Not so long ago, research for a school science project involved a trip to the library to drag kilos of books off dusty shelves to search for information that was probably many years out of date. Now, several clicks of a mouse can reveal everything from how many species of creature to be found in suburban backyards to the best places for fairy penguin-spotting along the Australian coastline. Scientists behind the Atlas of Living Australia, a five-year project due to finish next year, intend it to be a one-stop website for information on every single plant, animal and microbe in Australia. Information about several million species has already been uploaded and Queensland Museum scientist John Hooper today said there were ‘‘multiple millions’’ to go. Dr Hooper described the project as a ‘‘world first’’ interactive online encyclopaedia of biodiversity that will change the way scientists and citizens share and access information about Australian species. ‘‘There are other encyclopaedias around the world but this one’s got far more depth,’’ he said. ‘‘We’ve got some millions of specimens sitting in databases and have plotted them all into a big map. ‘‘By going into these data points you can predict what sort of habitat will be there and what species will be in there. ‘‘A really exciting part of it is ... what we call citizen science. Say someone lives in Cairns and he wants to know what lives in his backyard.
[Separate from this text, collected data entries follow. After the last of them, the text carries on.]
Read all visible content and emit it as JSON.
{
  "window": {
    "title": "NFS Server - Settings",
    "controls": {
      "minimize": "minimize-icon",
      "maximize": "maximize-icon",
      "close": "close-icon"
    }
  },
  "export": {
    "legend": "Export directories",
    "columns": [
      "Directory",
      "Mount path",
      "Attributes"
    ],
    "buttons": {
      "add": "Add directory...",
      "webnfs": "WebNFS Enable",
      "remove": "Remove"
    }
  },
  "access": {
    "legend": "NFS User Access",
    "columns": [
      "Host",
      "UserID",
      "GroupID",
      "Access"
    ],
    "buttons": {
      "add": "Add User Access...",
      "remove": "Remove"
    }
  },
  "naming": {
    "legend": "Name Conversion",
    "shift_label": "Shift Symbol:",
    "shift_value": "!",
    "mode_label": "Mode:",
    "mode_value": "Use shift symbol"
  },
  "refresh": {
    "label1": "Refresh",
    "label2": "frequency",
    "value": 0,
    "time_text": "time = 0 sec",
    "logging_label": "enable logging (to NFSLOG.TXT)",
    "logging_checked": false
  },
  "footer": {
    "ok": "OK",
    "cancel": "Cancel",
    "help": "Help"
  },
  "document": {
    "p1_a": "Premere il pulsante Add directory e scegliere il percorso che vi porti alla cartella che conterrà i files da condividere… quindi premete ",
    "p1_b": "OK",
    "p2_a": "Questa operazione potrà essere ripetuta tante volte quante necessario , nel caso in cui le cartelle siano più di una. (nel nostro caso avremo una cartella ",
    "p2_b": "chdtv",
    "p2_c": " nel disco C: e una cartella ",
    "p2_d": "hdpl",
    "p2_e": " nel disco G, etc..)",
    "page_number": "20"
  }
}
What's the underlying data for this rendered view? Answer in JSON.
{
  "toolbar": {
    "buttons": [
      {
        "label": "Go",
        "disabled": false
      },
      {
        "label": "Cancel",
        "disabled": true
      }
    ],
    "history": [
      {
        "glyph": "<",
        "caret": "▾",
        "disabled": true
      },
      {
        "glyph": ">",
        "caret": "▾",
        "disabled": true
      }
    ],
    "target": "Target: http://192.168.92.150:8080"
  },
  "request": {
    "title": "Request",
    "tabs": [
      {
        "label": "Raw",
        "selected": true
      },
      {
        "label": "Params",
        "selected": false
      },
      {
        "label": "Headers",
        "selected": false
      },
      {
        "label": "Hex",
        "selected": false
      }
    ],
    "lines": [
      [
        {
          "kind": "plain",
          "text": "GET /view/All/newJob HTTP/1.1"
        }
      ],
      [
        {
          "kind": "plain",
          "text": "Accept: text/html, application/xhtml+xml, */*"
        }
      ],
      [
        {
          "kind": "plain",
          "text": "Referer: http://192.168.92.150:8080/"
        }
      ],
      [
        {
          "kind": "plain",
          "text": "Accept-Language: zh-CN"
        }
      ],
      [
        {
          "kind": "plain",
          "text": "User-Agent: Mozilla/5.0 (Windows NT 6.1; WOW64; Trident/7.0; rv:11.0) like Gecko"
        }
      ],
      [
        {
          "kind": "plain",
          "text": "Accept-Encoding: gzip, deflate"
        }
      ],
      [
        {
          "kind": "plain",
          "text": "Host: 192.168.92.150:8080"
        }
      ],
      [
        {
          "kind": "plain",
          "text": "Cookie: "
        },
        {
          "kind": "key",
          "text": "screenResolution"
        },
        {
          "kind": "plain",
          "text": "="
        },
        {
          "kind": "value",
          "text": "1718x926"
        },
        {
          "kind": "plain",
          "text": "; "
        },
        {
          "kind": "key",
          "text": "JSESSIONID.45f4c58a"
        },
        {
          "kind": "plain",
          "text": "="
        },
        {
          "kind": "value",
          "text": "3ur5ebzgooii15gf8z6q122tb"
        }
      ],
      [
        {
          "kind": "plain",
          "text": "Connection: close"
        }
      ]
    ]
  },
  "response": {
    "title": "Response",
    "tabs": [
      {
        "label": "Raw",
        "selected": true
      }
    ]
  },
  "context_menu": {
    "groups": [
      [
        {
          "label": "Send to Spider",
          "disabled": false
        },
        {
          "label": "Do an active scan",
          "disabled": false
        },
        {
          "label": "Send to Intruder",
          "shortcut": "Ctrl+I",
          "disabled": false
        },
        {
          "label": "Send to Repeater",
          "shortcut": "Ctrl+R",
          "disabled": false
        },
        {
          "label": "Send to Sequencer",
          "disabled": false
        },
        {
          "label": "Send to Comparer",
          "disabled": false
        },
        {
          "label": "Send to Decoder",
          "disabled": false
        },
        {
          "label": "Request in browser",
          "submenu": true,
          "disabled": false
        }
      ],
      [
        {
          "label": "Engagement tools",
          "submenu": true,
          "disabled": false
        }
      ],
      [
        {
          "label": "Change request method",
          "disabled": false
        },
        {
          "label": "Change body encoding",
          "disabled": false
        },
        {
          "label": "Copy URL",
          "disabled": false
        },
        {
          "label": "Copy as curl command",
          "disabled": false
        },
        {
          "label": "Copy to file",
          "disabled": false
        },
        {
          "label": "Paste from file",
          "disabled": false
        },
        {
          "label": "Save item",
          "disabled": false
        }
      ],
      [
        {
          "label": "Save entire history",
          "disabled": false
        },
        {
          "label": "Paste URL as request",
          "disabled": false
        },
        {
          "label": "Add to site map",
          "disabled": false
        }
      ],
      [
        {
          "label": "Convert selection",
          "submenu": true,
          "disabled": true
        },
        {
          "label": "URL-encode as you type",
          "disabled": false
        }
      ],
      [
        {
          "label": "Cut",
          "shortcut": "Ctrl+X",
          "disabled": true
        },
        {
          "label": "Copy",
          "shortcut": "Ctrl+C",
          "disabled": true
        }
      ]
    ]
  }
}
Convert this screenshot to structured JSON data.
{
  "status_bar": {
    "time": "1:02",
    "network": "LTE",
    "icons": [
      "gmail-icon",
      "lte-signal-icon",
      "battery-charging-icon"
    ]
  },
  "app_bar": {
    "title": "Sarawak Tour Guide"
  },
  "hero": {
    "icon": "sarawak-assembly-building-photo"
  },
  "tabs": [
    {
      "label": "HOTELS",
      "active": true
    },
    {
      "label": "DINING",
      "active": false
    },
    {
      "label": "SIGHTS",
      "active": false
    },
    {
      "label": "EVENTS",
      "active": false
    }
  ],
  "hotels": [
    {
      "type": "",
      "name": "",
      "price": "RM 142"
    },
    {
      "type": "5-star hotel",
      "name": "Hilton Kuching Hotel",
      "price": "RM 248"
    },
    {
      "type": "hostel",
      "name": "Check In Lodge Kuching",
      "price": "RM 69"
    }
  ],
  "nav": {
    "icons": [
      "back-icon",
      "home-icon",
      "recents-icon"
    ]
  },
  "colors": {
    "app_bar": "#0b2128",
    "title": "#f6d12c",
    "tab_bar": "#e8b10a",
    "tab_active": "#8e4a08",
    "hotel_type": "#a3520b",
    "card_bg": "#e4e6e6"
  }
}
He can put photographs in on the atlas and compare them with species pages, or ask someone else on the site what it is. ‘‘So a school kid or an adult or an eco-tourist can interact with the atlas to be a citizen scientist.’’ The site went online last year but it now finally has enough information to be useful, Dr Hooper said.
Funding for the site, provided by the federal government's National Collaborative Research Infrastructure Strategy, is due to end next year.
But Dr Hooper said the committee was developing proposals to extend it so it could continue to grow and ''not just remain static''.